There is no 'one size fits all' solution when it comes to educating today's young people. Everyone learns in different ways - some by doing, some by listening and reading - and every way contributes to a rounded holistic learning outcome.
Recent education policy has increasingly focused schools and colleges upon academic systems of learning, hard knowledge outcomes linked to measurement, league tables and examination. Exactly why is that? For my part it appears that this focus is because of a political imperative to prove that a particular education policy or funding initiative is working.
Speak to our educators, academic or vocational, and they would rather be focused upon the individual learner, ensuring that each individual achieves their own potential. Perhaps we are seeing some movement in measurement. A recognition that a rounded individual has something more than a set of academic grades to show for their state education. Just this week we heard the Labour Party announce that there should be as many people in apprenticeships as enter university.
It is important that we explode another myth. Vocational learning is not the 'second choice' or for those who 'can't pass exams', it is a different way of growing and developing skills, knowledge and understanding. Some subjects lend themselves far more to this type of learning. Several professions have highly vocational learning pathways. John Merry CBE - Vice Chair of the LGA Children's Board recently made this point powerfully when he asked an audience at the Labour Party Youth Zone if they would be happy having surgery by a consultant who had only trained by studying books - rather than learning their art practically too.

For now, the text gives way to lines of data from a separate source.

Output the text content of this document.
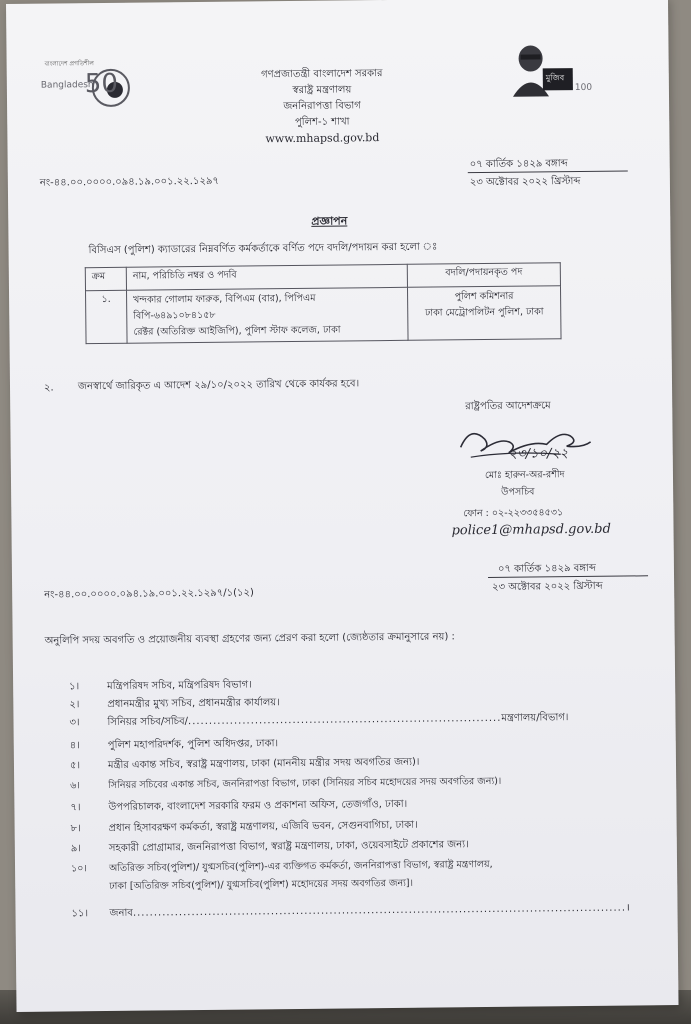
বাংলাদেশ প্রগতিশীল
Bangladesh
50	100
মুজিব
গণপ্রজাতন্ত্রী বাংলাদেশ সরকার
স্বরাষ্ট্র মন্ত্রণালয়
জননিরাপত্তা বিভাগ
পুলিশ-১ শাখা
www.mhapsd.gov.bd
নং-৪৪.০০.০০০০.০৯৪.১৯.০০১.২২.১২৯৭
০৭ কার্তিক ১৪২৯ বঙ্গাব্দ
২৩ অক্টোবর ২০২২ খ্রিস্টাব্দ
প্রজ্ঞাপন
বিসিএস (পুলিশ) ক্যাডারের নিম্নবর্ণিত কর্মকর্তাকে বর্ণিত পদে বদলি/পদায়ন করা হলো ঃ
ক্রম	নাম, পরিচিতি নম্বর ও পদবি	বদলি/পদায়নকৃত পদ
১.	খন্দকার গোলাম ফারুক, বিপিএম (বার), পিপিএম
বিপি-৬৪৯১০৮৪১৫৮
রেক্টর (অতিরিক্ত আইজিপি), পুলিশ স্টাফ কলেজ, ঢাকা	পুলিশ কমিশনার
ঢাকা মেট্রোপলিটন পুলিশ, ঢাকা
২. জনস্বার্থে জারিকৃত এ আদেশ ২৯/১০/২০২২ তারিখ থেকে কার্যকর হবে।
রাষ্ট্রপতির আদেশক্রমে
২৩/১০/২২
মোঃ হারুন-অর-রশীদ
উপসচিব
ফোন : ০২-২২৩৩৫৪৫৩১
police1@mhapsd.gov.bd
০৭ কার্তিক ১৪২৯ বঙ্গাব্দ
২৩ অক্টোবর ২০২২ খ্রিস্টাব্দ
নং-৪৪.০০.০০০০.০৯৪.১৯.০০১.২২.১২৯৭/১(১২)
অনুলিপি সদয় অবগতি ও প্রয়োজনীয় ব্যবস্থা গ্রহণের জন্য প্রেরণ করা হলো (জ্যেষ্ঠতার ক্রমানুসারে নয়) :
১।	মন্ত্রিপরিষদ সচিব, মন্ত্রিপরিষদ বিভাগ।
২।	প্রধানমন্ত্রীর মুখ্য সচিব, প্রধানমন্ত্রীর কার্যালয়।
৩।	সিনিয়র সচিব/সচিব/...........................................................................মন্ত্রণালয়/বিভাগ।
৪।	পুলিশ মহাপরিদর্শক, পুলিশ অধিদপ্তর, ঢাকা।
৫।	মন্ত্রীর একান্ত সচিব, স্বরাষ্ট্র মন্ত্রণালয়, ঢাকা (মাননীয় মন্ত্রীর সদয় অবগতির জন্য)।
৬।	সিনিয়র সচিবের একান্ত সচিব, জননিরাপত্তা বিভাগ, ঢাকা (সিনিয়র সচিব মহোদয়ের সদয় অবগতির জন্য)।
৭।	উপপরিচালক, বাংলাদেশ সরকারি ফরম ও প্রকাশনা অফিস, তেজগাঁও, ঢাকা।
৮।	প্রধান হিসাবরক্ষণ কর্মকর্তা, স্বরাষ্ট্র মন্ত্রণালয়, এজিবি ভবন, সেগুনবাগিচা, ঢাকা।
৯।	সহকারী প্রোগ্রামার, জননিরাপত্তা বিভাগ, স্বরাষ্ট্র মন্ত্রণালয়, ঢাকা, ওয়েবসাইটে প্রকাশের জন্য।
১০। অতিরিক্ত সচিব(পুলিশ)/ যুগ্মসচিব(পুলিশ)-এর ব্যক্তিগত কর্মকর্তা, জননিরাপত্তা বিভাগ, স্বরাষ্ট্র মন্ত্রণালয়,
ঢাকা [অতিরিক্ত সচিব(পুলিশ)/ যুগ্মসচিব(পুলিশ) মহোদয়ের সদয় অবগতির জন্য]।
১১। জনাব......................................................................................................................।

Over the last decade employers have constantly called for stronger soft skills in entrants to employment. Those skills of good team working, strong communication, empathy with customers and so forth are developed through practice, not by reading about them. What is important is that as educators of young people we provide the variety and choice of learning experiences that allow every individual to achieve their potential. Albert Einstein alluded to this point in his famous quote on learning, when he said, "Everybody is a genius. But if you judge a fish by its ability to climb a tree, it will live its whole life believing that it is stupid."
At Sports Leaders UK, we know our range of vocational awards and qualifications can bring real change for disillusioned learners switched off by the focus on the academic and examined. But it also appeals to academically orientated learners, because they can acquire skills for life, which enable them to better deploy their knowledge and understanding.
By gaining leadership skills such as confidence, communication and teamwork, learners become more desirable to employers. A recent study by education provider Kaplan suggesting at the point of recruitment, 'being good at communicating, a team player, confident and analytical were all more important than having technical knowledge.'
This is also true for those wishing to attend university, where leadership skills add extra, positive weight to an application for what is a competitive process.
These learners are therefore more prepared for the big, wide world of employment and in many cases, able to adjust to changes and situations in a more constructive way through their 'hands on' experience that can't just be taught from a book.
By offering more vocational learning initiatives we can help young people attain their true ability if they are not academically inclined, enhancing their levels of self-esteem just by focussing on what can be achieved rather than limiting learners by their ability to conform to standard approaches.
Schools and organisations can benefit from vocational learning too, where vocational learning allows once disillusioned learners to become engaged and active, leading to improved behaviour and attainment.
Vocational learning has many benefits. The hands-on approach allows learners to train on the job; those interested in careers in sport for instance, can get work experience in gyms, swimming baths or even with councils, sports clubs and schools. They will stand out at a job interview because they have learnt their trade and gained a qualification in the process.
Vocational learning is wide ranging and inclusive for all abilities, far more so than many academic styles of learning. We need to encourage a culture where vocational and academic qualifications are seen as equal, and learners follow the route most suited to them with pride.